From my point of view, being cured means that you do not have the disease any longer, that you do not need to take specific medications, and that you can resume your life more-or-less as it was before the disease. Very few patients suffering moderate to severe lupus or rheumatoid arthritis ever reach this stage, probably way less than 1%. The European League Against Rheumatism (EULAR) defines clinical remission as having a swollen joint count of 1 or less, C-reactive protein (CRP) levels of 1 mg/dL, or less and a global patient assessment of 1 or less. But very few patients reach this stage, and even fewer sustain it.
General practitioners and specialists tend to consider remission as a professional goal. They like to talk to their peer group referring to the number of remissions they have achieved. For these clinicians it is about reducing the level of disease activity, not curing the disease. For example, a clinician might say that sustained remission rates at week 106 were achieved for 24% of their patients on a particular biologic. This implies that 24 patients out of 100 had a significant reduction in their symptoms 106 weeks after diagnosis. Typically, “symptoms” are assessed as swollen joints, stiffness, and pain.
In my experience, what are not measured by clinicians are fatigue levels, flares, the impact on a patient’s quality of life, co-morbidities, drug-to-drug interactions, and mental health. It is quite possible that a patient can have a large reduction in pain and no longer require opioids, but still be subject to fatigue to the extent that they may not be able to return to work. From my perspective remission is definitely not a cure. It is the mismatch between what the specialist is aiming for and the patient’s desire to return to something like a normal life that causes confusion.

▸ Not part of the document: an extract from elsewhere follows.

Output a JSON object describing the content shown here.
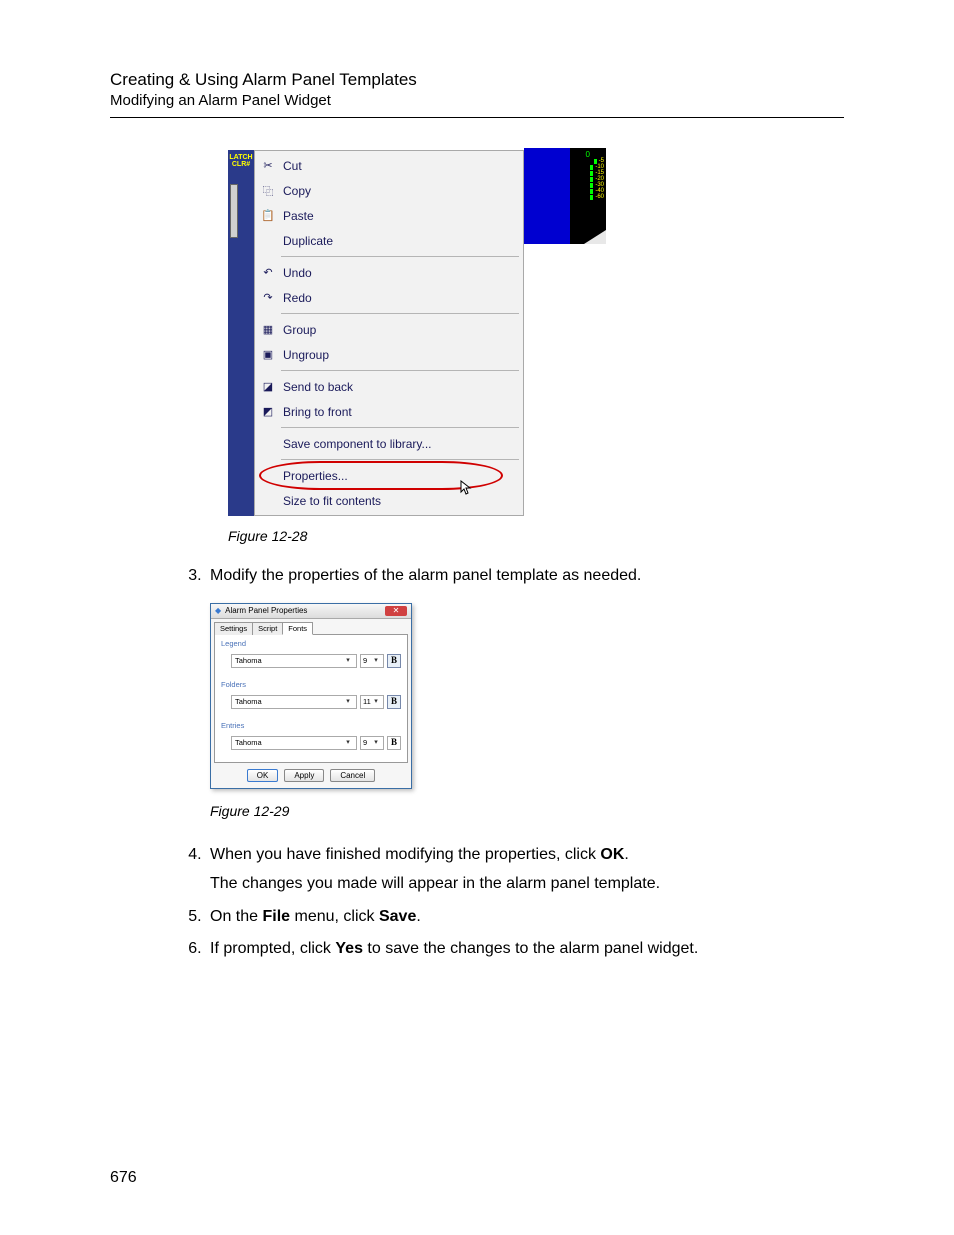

In a study conducted in 2015, 83% of patients experienced flares after stopping a biologic agent and subsequently relying only on prednisolone and methotrexate. [1] So, from one point of view, the clinician is prescribing cheaper drugs to “better control” the patient’s disease activity. But from the patient’s point of view, the disease is still serious, still debilitating, and they still have flares. And this is still disappointing for the clinician too. In an article in MedPage Today, Nancy Walsh writes that literature reviews indicate that the more serious the disease, the less likely sustained remission is. [2] Furthermore, in six observational studies sustained remission was typically 6 to 9 months, ranging from 38.1% to 7.9% of patients. The older the patient and the longer the duration of the disease, the less likely remission will be sustained. Her article indicated that a major finding across 4,000 studies was a lack of a clear definition for remission and for associated predictive factors.

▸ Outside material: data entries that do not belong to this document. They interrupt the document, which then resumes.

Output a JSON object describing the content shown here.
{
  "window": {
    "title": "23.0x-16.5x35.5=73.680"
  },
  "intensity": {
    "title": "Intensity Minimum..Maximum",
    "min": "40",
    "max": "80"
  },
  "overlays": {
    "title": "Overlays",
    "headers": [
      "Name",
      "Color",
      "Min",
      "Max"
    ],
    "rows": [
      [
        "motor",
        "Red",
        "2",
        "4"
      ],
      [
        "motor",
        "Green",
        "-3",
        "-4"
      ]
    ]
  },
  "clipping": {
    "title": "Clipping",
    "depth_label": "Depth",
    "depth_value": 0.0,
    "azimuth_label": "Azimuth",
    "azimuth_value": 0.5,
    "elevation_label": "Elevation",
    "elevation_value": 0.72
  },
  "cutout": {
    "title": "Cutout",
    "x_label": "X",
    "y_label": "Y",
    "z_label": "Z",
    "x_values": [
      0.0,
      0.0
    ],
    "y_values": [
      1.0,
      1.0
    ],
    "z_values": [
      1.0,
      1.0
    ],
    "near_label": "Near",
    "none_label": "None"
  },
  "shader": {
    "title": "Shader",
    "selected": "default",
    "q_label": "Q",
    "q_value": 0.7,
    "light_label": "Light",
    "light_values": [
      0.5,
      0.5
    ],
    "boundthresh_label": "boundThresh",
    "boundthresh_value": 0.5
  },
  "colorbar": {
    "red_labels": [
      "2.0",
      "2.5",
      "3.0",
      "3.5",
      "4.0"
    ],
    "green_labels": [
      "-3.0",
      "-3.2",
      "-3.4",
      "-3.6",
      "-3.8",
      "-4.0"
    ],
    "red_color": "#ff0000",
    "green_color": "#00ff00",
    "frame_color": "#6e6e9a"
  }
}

The term “sustained” repeatedly surfaces across many studies. Most patients would assume that sustained means “long-lasting.” This is not the case as sustained usually refers to a fixed period such as 6 months or 12 months.
In joint decision making with the patient, the clinician should, in my view, avoid using the term “remission” and instead use terms like “control” and “symptom reduction.” Low disease activity is a more relevant and easier to understand target. Many patients may not be able to reach clinical remission and, as such, low disease activity as a target is more relevant from the perspective of an already stressed patient. What is important here is that clinicians need to incorporate the patient’s perspective and not just rely on clinical measures.
Michael Gill is a BMJ patient reviewer and founder of the Charity Dragon-claw.org.
Competing interests: None.
References:
1. Huizinga TW et al. Clinical and radiographic outcomes at 2 years and the effect of tocilizumab discontinuation following sustained remission in the second and third year of the ACT-RAY study. Ann Rheum Dis 2015; 74:35–43
2. Walsh, Nancy, Sustained Remission in RA: What the Data Say; MedPage Today, August 31, 2016.